The general perception is that the Huskies will have junior-college transfer and one-time San Diego State punting recruit Travis Coons handling the place-kicking in the fall, with incoming freshman Korey Durkee of Gig Harbor looking like the Huskies’ punter of the present and future. Neither player is practicing this month because they’re finishing up classes at their respective schools.
Sarkisian said Wednesday that Coons, who made just two of 10 field-goal attempts at Mt. San Antonio College last year, could be used as a specialist and long-yardage field-goal kicker and added that he could use a different kicker for extra points and shorter field goals.
When asked who that kicker would be, Sarkisian said: “We’ve got a few guys coming.”
He added that he likes the potential of Coons, despite the statistics. Coons went 0-for-3 from inside 40 yards last season but has such a big leg that his junior college twice had him try field goals of beyond 50 yards.
Whoever does this kicking this year will try to replace a man who made some of the more memorable kicks in recent UW memory. Folk, who was 42-of-57 on field goals during his career at UW, twice beat USC with game-winning field goals. He is the younger brother of New York Jets kicker Nick Folk and seems to have a legitimate shot of earning a spot in an NFL camp this summer.
Durkee, who at 6-4 and 215 pounds looks more like a linebacker than a punter, also has some pretty big shoes to fill. Rasp had one of the best seasons of any UW punter last season, and the two years before that he couldn’t even beat out the rock-steady Mahan.
Mountlake Terrace High School product Nate Ryals, a walk-on, is the only punter practicing with the Huskies this spring. Walk-ons Nothstein and Kyle McKnight are handling kicking duties, and Nothstein has shown a pretty consistent leg over the last week.

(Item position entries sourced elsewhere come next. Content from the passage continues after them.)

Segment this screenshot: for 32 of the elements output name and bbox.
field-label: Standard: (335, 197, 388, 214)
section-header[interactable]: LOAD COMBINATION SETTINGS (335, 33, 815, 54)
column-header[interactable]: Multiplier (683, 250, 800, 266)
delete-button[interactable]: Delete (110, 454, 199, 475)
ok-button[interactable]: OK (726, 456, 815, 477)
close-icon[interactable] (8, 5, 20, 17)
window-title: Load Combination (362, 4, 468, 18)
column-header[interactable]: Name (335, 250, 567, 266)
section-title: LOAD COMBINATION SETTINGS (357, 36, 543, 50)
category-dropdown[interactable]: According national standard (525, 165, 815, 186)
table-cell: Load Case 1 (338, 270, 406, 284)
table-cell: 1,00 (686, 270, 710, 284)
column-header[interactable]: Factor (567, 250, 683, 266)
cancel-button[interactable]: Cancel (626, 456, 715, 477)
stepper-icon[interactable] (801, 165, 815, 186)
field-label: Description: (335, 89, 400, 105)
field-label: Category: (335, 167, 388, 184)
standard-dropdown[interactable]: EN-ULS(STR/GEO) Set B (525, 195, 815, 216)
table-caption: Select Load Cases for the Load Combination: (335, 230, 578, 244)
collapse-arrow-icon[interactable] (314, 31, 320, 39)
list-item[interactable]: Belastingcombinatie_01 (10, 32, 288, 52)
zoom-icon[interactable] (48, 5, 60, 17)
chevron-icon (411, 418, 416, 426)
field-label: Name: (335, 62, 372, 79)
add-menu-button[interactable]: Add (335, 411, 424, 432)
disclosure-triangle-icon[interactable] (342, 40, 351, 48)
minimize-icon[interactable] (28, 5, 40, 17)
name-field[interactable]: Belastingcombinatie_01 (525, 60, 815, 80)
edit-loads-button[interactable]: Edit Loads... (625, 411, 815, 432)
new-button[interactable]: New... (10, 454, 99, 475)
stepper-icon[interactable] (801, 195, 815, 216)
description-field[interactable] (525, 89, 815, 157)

Neither one appears likely to be in the mix when the field goals actually matter, but Sarkisian is prepared to split time between Coons and someone else this fall.
“I’ve been down this road before where we have a kickoff guy who’s also our long, deep kicker, and we had an extra-point, mid-range guy who’s also very accurate,” he said. “And we may do that here.”
Sarkisian said injuries will prevent the Huskies from holding a true scrimmage with two full squads on both offense and defense this Saturday. So the Spring Game will be divided into an offensive team and a defensive team, with a scoring system that gives the defense three points for a stalled drive, five points for a turnover and seven points for a return touchdown. Offensive points will be scored in the traditional manner. … Center Drew Schaefer (knee) and wide receiver James Johnson (concussion) returned to practice Wednesday. Linebacker Scott Lawyer (groin) and defensive lineman Alec Kimble (leg) are also back in action. Sarkisian said it was nice to have Schaefer back after his starting center missed about two weeks of action. “Having your veteran center back is like having the quarterback of your offensive line back. So communication is better,” Sarkisian said, adding that Schaefer could participate in Saturday’s scrimmage. “With Drew, is he 100 percent? Maybe not. But he competed well today and brought a calming effect to the huddle, which was good.”